Afterword to Silent Workplace

Whenever we meet someone new, one of the first things we learn about them is what they do for a living. “Hi, I’m so-and-so, and I’m a teacher (or machinist, or waitress, or lawyer, or nanny).” We do this because what-we-do is considered a summary of who-we-are.

If an individual says they’re a doctor, we conjure up an immediate image, one that’s different from that of a hair stylist, foundry worker, or accountant. In short, knowing what a person does for a living, gives us a sampling of their personality, perhaps their level of education, maybe even an idea of where, and how, they live.

Sometimes, I catch myself guessing the occupations of others. For example, if I’m waiting in line, I’ll speculate about the people around me. There’s a man in jeans and T-shirt, with a dark tan—he probably does outdoor manual labor. Or that woman wearing an expensive blue suit—she could be an executive.

In a related manner, when I wander around a closed-up business, I find myself visualizing the men and women who worked there. It’s not their faces I see, but what they wore, and what they did, week after week—sometimes for decades. By standing where they stood, where they spent their days (or nights on a graveyard shift), I feel I can get a picture of who they were.

Of course, I know I’m relying on preconceived ideas, guesswork, and stereotypes, as we all do. No occupation can completely define anyone—not what a person reads, the music he listens to, or what food she prefers. It reveals nothing about a spouse, children, pets, or hobbies. Despite this, we continue to identify others, and ourselves, by how a paycheck is earned—it’s almost who we are.
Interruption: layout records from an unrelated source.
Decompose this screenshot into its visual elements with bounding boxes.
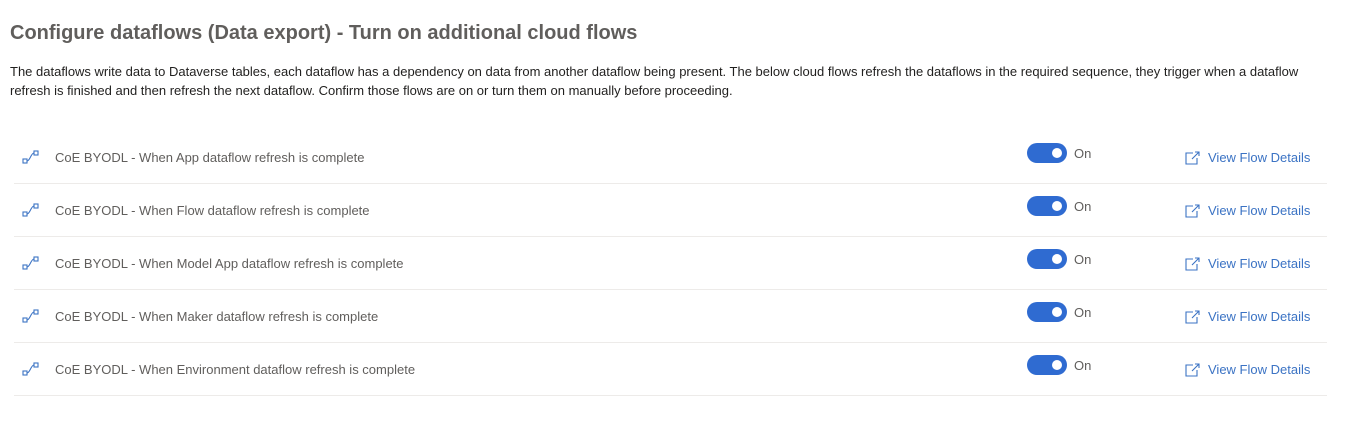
view-flow-details-link[interactable]: View Flow Details	[1184, 256, 1310, 271]
flow-toggle[interactable]	[1027, 143, 1067, 163]
toggle-knob	[1052, 201, 1062, 211]
flow-row: CoE BYODL - When Environment dataflow re…	[14, 343, 1327, 396]
view-flow-details-label: View Flow Details	[1208, 362, 1311, 377]
toggle-knob	[1052, 254, 1062, 264]
open-in-new-window-icon	[1185, 256, 1200, 271]
view-flow-details-label: View Flow Details	[1208, 203, 1311, 218]
toggle-knob	[1052, 148, 1062, 158]
flow-toggle[interactable]	[1027, 196, 1067, 216]
flow-toggle[interactable]	[1027, 355, 1067, 375]
view-flow-details-link[interactable]: View Flow Details	[1184, 309, 1310, 324]
view-flow-details-label: View Flow Details	[1208, 309, 1311, 324]
flow-icon	[22, 309, 39, 323]
view-flow-details-link[interactable]: View Flow Details	[1184, 203, 1310, 218]
flow-row: CoE BYODL - When Maker dataflow refresh …	[14, 290, 1327, 343]
flow-icon	[22, 362, 39, 376]
flow-icon	[22, 203, 39, 217]
flow-name: CoE BYODL - When Model App dataflow refr…	[55, 256, 404, 271]
flow-name: CoE BYODL - When Maker dataflow refresh …	[55, 309, 379, 324]
page-description: The dataflows write data to Dataverse ta…	[10, 64, 1299, 98]
flow-name: CoE BYODL - When Flow dataflow refresh i…	[55, 203, 370, 218]
flow-toggle[interactable]	[1027, 249, 1067, 269]
open-in-new-window-icon	[1185, 203, 1200, 218]
flow-icon	[22, 256, 39, 270]
open-in-new-window-icon	[1185, 362, 1200, 377]
page-title: Configure dataflows (Data export) - Turn…	[10, 22, 638, 44]
flow-row: CoE BYODL - When Flow dataflow refresh i…	[14, 184, 1327, 237]
toggle-knob	[1052, 360, 1062, 370]
flow-row: CoE BYODL - When App dataflow refresh is…	[14, 131, 1327, 184]
flow-list: CoE BYODL - When App dataflow refresh is…	[14, 131, 1327, 396]
view-flow-details-label: View Flow Details	[1208, 150, 1311, 165]
flow-icon	[22, 150, 39, 164]
open-in-new-window-icon	[1185, 150, 1200, 165]
toggle-state-label: On	[1074, 358, 1092, 373]
configure-dataflows-page: Configure dataflows (Data export) - Turn…	[0, 0, 1345, 448]
view-flow-details-link[interactable]: View Flow Details	[1184, 362, 1310, 377]
toggle-state-label: On	[1074, 199, 1092, 214]
flow-name: CoE BYODL - When Environment dataflow re…	[55, 362, 416, 377]
flow-name: CoE BYODL - When App dataflow refresh is…	[55, 150, 365, 165]
view-flow-details-label: View Flow Details	[1208, 256, 1311, 271]
toggle-state-label: On	[1074, 146, 1092, 161]
flow-toggle[interactable]	[1027, 302, 1067, 322]
toggle-knob	[1052, 307, 1062, 317]
open-in-new-window-icon	[1185, 309, 1200, 324]
view-flow-details-link[interactable]: View Flow Details	[1184, 150, 1310, 165]
flow-row: CoE BYODL - When Model App dataflow refr…	[14, 237, 1327, 290]
toggle-state-label: On	[1074, 252, 1092, 267]
toggle-state-label: On	[1074, 305, 1092, 320]
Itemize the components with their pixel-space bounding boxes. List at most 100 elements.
Because the silent workplaces on these pages have been central to the identities of so many owners and employees, over so many years, I feel these empty buildings are physical monuments to those lives. They are visible, tangible examples of our state’s working legacy, and are essential to our collective Hoosier identity. They’re not just derelict structures from an earlier time, but the material remains of once-vital enterprise, and they need to be honored.

As a final note, I’d like to warmly thank Gayle and Bill Cook for sharing their perceptive observations and commentary in the Foreword to Silent Workplace. The Cooks have restored a wide range of Indiana’s fading commercial buildings. And they deeply appreciate their importance to those who came before us, those living today, and to all who will come after. I’m grateful to have them as a part of this book.